Ellis Amdur's writing on martial arts has been groundbreaking. In
Dueling with O-sensei, he challenged practitioners that the moral
dimension of martial arts is expressed in acts of integrity, not
spiritual platitudes and the deification of fantasized warrior-sages. In
Old School, he applied both academic rigor and keen observation towards
some of the classical martial arts of Japan, leavening his writing with
vivid descriptions of many of the actual practitioners of these
wonderful traditions. His first edition of Hidden in Plain Sight was a
discussion of esoteric training methods once common, but now all but
lost within Japanese martial arts. These methodologies encompassed
mental imagery, breath-work, and a variety of physical techniques,
offering the potential to develop skills and power sometimes viewed as
nearly superhuman.

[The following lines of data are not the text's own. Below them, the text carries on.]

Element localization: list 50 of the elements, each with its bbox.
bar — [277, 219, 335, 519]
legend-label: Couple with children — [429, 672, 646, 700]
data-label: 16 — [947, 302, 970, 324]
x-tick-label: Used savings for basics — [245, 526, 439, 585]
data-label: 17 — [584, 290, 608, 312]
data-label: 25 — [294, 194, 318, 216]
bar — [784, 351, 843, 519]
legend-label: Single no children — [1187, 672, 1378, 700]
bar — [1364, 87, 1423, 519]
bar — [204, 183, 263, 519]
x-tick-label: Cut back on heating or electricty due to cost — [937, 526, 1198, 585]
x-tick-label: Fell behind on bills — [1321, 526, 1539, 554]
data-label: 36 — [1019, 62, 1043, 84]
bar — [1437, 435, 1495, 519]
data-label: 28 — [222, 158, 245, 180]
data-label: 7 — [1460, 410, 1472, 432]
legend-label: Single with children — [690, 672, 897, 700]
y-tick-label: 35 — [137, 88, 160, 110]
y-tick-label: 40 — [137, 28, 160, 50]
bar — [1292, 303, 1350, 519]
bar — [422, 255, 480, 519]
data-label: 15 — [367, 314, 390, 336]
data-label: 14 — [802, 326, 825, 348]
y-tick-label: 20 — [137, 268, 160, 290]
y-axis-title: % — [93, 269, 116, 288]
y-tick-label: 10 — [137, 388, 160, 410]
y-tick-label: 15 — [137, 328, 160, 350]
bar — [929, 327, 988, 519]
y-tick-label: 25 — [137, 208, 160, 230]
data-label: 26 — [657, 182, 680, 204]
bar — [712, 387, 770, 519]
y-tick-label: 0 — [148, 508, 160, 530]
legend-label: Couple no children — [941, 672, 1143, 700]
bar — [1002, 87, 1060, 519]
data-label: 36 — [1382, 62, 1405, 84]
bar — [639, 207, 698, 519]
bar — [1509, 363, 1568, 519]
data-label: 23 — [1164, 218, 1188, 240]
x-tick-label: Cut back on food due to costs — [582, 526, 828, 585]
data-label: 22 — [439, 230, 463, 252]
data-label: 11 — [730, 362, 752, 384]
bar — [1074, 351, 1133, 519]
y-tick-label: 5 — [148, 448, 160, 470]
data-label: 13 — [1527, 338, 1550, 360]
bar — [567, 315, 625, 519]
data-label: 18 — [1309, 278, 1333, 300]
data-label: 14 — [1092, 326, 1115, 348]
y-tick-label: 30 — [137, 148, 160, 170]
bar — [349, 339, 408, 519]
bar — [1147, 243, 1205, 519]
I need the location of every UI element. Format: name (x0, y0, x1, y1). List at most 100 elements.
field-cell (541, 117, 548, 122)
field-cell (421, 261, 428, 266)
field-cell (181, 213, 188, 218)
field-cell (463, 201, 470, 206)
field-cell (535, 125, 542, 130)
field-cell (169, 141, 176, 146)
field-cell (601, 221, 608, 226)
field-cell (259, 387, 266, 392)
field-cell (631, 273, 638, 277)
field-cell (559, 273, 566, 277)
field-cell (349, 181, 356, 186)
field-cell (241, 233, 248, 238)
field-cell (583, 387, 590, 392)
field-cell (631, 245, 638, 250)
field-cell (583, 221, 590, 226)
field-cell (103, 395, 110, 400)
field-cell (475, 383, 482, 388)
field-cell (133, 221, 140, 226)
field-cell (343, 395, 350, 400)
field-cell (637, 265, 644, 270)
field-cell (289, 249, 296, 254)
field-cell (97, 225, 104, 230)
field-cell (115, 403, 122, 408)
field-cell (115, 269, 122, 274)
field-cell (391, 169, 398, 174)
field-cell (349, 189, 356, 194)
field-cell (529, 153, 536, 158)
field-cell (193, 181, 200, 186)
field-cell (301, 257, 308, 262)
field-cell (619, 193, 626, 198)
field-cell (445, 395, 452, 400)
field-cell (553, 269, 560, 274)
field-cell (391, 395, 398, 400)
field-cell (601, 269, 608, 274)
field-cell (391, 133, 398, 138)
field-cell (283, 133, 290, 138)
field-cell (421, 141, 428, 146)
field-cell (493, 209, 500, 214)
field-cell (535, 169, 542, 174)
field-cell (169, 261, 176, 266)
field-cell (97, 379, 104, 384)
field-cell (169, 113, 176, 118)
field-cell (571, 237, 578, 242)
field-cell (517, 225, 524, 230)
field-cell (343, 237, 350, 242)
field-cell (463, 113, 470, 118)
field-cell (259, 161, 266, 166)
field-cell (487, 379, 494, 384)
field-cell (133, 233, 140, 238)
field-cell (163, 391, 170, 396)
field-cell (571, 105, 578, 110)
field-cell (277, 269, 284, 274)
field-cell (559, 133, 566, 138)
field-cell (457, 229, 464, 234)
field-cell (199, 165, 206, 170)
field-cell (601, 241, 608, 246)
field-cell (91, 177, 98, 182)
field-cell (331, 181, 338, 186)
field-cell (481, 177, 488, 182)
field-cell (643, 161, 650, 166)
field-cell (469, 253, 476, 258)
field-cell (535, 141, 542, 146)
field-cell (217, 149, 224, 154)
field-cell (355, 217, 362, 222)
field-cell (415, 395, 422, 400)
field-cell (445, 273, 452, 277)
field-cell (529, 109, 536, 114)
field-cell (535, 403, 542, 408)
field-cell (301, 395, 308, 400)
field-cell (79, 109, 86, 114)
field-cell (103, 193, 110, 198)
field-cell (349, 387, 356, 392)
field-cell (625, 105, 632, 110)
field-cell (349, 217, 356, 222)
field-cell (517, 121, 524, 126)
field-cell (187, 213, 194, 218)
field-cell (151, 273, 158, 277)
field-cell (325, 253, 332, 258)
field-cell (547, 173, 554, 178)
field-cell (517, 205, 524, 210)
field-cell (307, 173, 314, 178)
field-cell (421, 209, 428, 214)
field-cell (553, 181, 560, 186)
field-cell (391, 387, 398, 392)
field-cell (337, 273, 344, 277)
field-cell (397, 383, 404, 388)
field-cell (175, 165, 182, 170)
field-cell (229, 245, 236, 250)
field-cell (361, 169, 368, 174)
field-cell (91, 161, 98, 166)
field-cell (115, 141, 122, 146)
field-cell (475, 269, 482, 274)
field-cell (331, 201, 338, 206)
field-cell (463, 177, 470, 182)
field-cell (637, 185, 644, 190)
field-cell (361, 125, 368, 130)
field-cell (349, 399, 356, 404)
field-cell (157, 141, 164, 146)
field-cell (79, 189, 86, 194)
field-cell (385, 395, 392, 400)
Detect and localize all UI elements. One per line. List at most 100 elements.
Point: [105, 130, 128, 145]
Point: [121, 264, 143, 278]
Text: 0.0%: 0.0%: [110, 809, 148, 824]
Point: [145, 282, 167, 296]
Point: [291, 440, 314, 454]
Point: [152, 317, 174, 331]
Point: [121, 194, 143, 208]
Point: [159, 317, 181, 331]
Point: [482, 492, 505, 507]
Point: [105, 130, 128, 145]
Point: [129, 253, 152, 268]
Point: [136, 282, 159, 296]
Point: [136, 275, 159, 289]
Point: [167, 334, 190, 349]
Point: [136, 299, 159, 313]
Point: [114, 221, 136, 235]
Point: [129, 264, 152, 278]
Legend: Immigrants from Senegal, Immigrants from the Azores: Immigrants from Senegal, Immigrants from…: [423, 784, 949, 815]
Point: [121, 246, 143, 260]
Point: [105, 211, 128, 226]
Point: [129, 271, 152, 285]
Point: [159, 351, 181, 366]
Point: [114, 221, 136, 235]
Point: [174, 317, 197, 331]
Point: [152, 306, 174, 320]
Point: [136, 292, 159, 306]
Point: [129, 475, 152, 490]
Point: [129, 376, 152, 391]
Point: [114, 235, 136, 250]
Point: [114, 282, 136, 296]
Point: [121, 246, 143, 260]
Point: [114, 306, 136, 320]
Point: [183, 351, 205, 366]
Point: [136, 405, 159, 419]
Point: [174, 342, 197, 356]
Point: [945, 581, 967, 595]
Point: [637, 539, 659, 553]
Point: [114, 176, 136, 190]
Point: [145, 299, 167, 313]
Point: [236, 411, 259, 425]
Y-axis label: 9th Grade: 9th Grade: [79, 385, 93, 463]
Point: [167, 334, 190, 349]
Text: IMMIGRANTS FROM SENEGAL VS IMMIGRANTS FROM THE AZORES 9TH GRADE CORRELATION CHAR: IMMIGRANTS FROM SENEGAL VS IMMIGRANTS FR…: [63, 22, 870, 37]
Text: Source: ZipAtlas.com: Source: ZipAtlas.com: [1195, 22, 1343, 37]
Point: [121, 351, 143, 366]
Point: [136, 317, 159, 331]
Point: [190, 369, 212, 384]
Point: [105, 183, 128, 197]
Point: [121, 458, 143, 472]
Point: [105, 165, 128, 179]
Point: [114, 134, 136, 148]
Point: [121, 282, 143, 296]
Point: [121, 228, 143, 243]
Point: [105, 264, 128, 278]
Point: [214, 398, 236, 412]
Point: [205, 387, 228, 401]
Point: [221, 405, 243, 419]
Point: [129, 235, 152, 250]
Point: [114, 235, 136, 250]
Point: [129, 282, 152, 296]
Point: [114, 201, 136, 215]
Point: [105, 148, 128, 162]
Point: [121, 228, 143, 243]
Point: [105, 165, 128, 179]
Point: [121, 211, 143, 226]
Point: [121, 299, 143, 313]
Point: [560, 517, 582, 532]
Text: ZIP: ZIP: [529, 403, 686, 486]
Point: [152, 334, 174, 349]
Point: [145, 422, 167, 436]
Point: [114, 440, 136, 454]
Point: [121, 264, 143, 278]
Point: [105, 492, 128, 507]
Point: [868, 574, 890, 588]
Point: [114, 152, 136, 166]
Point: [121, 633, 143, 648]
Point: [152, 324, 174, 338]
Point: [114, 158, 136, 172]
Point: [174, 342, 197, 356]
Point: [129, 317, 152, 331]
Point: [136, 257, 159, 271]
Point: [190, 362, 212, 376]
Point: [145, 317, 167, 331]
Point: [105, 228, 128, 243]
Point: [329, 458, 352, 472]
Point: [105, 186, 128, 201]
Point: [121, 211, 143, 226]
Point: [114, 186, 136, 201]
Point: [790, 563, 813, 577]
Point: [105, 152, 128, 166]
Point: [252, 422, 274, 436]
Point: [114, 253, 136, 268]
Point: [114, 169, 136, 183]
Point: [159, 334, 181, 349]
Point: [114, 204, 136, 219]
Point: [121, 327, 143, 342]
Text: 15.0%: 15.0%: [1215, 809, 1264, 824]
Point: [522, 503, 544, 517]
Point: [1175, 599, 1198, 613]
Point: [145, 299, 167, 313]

Usually believed to be the provenance of Chinese
martial arts, Amdur asserted that elements of such training still remain
within a few martial traditions: literally, 'hidden in plain sight.'
Two-thirds larger, this second edition is so much more. Amdur digs deep
into the past, showing the complexity of human strength, its adaptation
to varying lifestyles, and the nature of physical culture pursued for
martial ends. Amdur goes into detail concerning varieties of esoteric
power training within martial arts, culminating in a specific
methodology known as 'six connections' or 'internal strength.' With this
discussion as a baseline, he then discusses the transfer of esoteric
power training from China to various Japanese jujutsu systems as well as
Japanese swordsman-ship emanating from the Kurama traditions. Finally,
he delves into the innovative martial tradition of Daito-ryu and its
most important offshoot, aikido, showing how the mercurial, complicated
figures of Takeda Sokaku and Morihei Ueshiba were less the embodiment of
something new, than a re-imagining of their past.